Hi Ali,
I am glad the paper answered the question about r_poly.
That's a great question about Q_maxinst.
In terms of definition (which I think you know from that paper), Q_maxinst gives the highest Q-value that (along with Q_min) defines the range of I(Q) that the polynomial function is fit over. On the other hand, Q_max (along with Q_min) gives the range of the diffraction data that is Fourier transformed to obtain the PDF.
But what is maybe more valuable to you is to learn our workflow and how we use these two parameters in my group when we do data reduction, so I can share that here.
1) I select a representative dataset from all my data to play around with the analysis. It might be the lowest T data or the highest T, or whatever, but I choose one.
2) I use xPDFsuite, so I select it in xPDFsuite and click the 2D plot button. You can do something similar directly in PDFgetX3.
3) I set Q_maxinst and Q_max both to the maximum value so i can see all the data, and I select to plot I(Q) and F(Q) (but not S(Q) or G(r)). The most useful plot for what I will describe is F(Q) and I want it nice and big (I(Q) is a good sanity check, especially if there is a background being subtracted).
4) This allows me to see how BAD my data are. I look for glitches and very weird stuff that often happens at the edges of the data in the high-Q range. Then I identify a point on F(Q) to the left of the left-most nasty bad glitch (I don't worry so much about small glitches at this point). In xPDFsuite I use my cursor to find the Q value of that point I identified.
5) I set Q_maxinst to that value. The reason for this is that I want the polynomial to be fit over as wide a Q-range as possible, but I don't want the polynomial to try and fit nasty glitches that have nothing to do with the real signal. At this point I don't care about statistical noise. It can be as noisy as all heck, I am just caring about the glitches.
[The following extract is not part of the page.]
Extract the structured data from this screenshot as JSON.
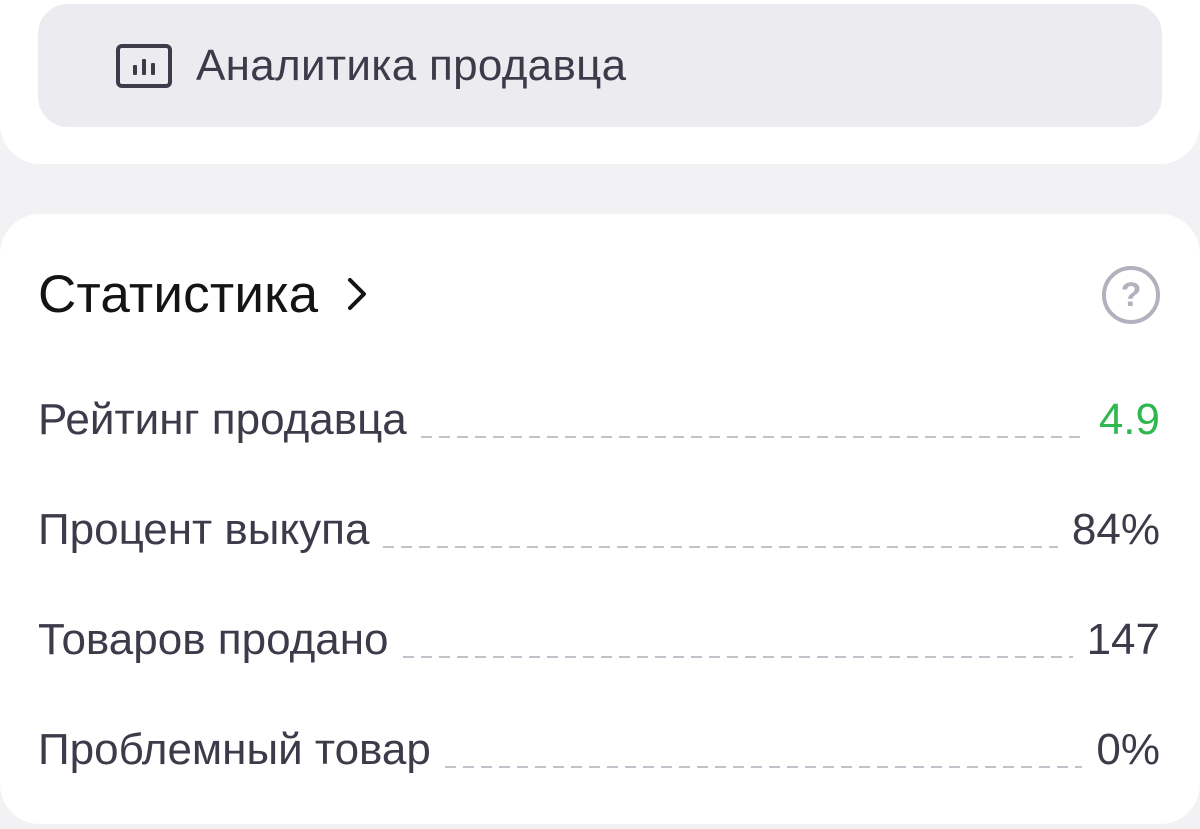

6) After I have set the Q_maxinst I then move the Q_max value around from lower to higher and see how it affects the PDF. At this point, I often change what I am looking at to be looking at F(Q) and G(r). Without changing Q_maxinst, I move Q_max around to get the right balance between resolution in my PDF (which wants higher Q_max) and reduction of noise (which wants lower Q_max). I can make good guesses based on just looking at F(Q), but the real measure is what the g(r) looks like. In F(Q) I am looking for signal-noise ratio, so I identify what I think is signal and I want it to be comparable to or higher than what I identify as noise. But since, esthetically, the appearance of noise depends on the binning, the better measure is how small the ripples look like in G(r).
7) this gets Q_max to the right ball-park, then I purposefully select a point for my final Q_max where the signal approaches or goes through the F = 0 line just to finalize things.